The other major change that experienced Comet Hunters will notice is that instead of asking you to compare the appearance of a single asteroid to two comparison stars, we now ask you to compare the appearances of a single asteroid that has been imaged (at least) twice in the same night. In part, this is due to the fact mentioned above that comparisons to “stationary” background stars are less useful when most of the asteroids we will show you appear elongated. The other big reason we’ve made this change is to see if this helps to distinguish overlaps (or blends) from real comets. This subject has been discussed in previous blog posts here and here, so we will not discuss them much here, except to say that background objects (mostly stars and galaxies) that might mimic cometary activity typically will not appear to move in the same way as our target asteroids. So, by only focusing on asteroids that consistently show activity from one image to the next, we hope that you will be able to immediately identify cases where “activity” is only present in one image of an asteroid, rather than having to do a time-consuming manual check (as described here).

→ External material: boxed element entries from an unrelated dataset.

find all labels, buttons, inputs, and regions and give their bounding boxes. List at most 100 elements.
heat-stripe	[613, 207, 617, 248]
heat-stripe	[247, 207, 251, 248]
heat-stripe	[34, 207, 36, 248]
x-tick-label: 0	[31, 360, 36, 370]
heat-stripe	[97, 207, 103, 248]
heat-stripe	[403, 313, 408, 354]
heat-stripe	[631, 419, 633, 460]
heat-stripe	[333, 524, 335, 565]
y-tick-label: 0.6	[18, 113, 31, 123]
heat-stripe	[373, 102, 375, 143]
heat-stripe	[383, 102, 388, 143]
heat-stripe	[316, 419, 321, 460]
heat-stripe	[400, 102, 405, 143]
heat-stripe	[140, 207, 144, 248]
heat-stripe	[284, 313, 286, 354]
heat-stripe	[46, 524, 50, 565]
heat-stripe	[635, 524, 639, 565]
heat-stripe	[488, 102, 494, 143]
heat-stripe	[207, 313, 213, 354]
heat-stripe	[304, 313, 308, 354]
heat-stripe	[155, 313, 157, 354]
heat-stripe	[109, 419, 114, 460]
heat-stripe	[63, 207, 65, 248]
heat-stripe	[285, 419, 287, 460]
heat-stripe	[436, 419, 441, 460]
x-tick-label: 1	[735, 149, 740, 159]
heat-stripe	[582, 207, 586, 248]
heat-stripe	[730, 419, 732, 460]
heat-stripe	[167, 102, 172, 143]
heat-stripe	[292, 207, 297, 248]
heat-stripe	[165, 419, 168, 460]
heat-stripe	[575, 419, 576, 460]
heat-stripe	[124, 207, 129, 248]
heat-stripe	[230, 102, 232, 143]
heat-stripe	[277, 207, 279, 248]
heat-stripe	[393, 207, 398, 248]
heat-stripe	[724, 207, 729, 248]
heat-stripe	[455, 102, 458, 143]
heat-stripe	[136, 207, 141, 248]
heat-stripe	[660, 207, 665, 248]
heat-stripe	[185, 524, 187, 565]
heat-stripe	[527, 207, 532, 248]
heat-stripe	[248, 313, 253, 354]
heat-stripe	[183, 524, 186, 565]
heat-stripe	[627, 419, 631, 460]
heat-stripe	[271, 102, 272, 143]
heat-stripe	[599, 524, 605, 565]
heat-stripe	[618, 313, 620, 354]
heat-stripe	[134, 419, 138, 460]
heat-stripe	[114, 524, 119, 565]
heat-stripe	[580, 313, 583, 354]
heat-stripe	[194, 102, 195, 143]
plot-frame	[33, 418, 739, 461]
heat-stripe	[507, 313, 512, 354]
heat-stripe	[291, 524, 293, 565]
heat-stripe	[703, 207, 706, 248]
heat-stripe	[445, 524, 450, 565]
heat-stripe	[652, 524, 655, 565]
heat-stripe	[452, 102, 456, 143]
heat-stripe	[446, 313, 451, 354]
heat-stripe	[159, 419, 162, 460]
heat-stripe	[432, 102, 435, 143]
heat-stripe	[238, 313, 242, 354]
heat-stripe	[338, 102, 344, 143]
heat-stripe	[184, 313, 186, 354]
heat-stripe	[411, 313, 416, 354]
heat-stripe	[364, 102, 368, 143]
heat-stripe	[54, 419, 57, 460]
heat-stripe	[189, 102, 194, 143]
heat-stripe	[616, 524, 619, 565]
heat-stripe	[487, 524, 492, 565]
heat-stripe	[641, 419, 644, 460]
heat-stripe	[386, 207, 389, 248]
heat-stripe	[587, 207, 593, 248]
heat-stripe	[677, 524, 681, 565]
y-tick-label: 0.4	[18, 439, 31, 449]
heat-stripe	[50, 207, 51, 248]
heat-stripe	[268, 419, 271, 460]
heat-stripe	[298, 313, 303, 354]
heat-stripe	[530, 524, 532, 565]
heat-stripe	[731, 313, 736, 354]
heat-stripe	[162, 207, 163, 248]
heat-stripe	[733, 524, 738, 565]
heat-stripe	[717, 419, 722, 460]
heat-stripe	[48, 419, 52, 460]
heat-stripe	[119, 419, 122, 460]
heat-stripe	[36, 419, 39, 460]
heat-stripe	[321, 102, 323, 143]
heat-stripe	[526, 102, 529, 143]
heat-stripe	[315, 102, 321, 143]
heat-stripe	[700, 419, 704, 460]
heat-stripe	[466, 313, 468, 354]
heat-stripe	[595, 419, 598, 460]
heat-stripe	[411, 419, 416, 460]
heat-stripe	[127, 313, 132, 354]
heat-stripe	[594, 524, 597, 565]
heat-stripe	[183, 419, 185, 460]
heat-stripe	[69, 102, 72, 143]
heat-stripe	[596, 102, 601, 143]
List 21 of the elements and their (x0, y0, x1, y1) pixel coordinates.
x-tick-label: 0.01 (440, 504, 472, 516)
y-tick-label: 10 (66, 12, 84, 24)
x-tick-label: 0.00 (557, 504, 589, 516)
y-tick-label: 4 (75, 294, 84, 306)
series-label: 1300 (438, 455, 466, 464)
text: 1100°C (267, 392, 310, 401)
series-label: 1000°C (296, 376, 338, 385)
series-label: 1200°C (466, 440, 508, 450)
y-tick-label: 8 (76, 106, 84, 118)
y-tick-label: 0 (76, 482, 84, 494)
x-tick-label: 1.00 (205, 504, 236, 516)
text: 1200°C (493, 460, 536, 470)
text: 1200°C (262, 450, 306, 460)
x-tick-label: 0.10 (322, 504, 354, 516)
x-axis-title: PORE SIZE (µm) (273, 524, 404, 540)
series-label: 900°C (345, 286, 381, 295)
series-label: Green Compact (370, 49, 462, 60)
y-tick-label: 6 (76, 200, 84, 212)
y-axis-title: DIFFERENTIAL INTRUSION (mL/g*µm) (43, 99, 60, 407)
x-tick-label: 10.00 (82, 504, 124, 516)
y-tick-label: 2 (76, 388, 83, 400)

While it may initially take some getting used to, we hope that you will get the hang of searching for comets in HSC data before too long. As mentioned in previous blog posts, the exciting thing here is that this data is much more recent than the archival data we have previously been having you review, meaning that if we discover any comet candidates, we may be able to trigger immediate follow-up observations to confirm the activity and study it further. Another exciting aspect of this sub-project is that there is a lot more archival data available than we are currently using for our original SuprimeCam archival search. As mentioned above, for this initial search, we intentionally restricted ourselves to short-exposure images, but if our attempt to use elongated asteroid images to search for comets is successful, we will be able to draw on the even larger pool of long-exposure SuprimeCam data, and then even include long-exposure data from other medium and large telescopes. As I also mentioned above, astronomers like to use long exposures in tandem with large telescopes to allow them to study very faint objects, so being able to take advantage of such archival observations to do comet searches will greatly increase the amount of data available to us. Since we expect that main-belt comets will be relatively rare compared to inactive asteroids, screening a large number of asteroids is key to finding the rare active ones, so the more data we can use, the better!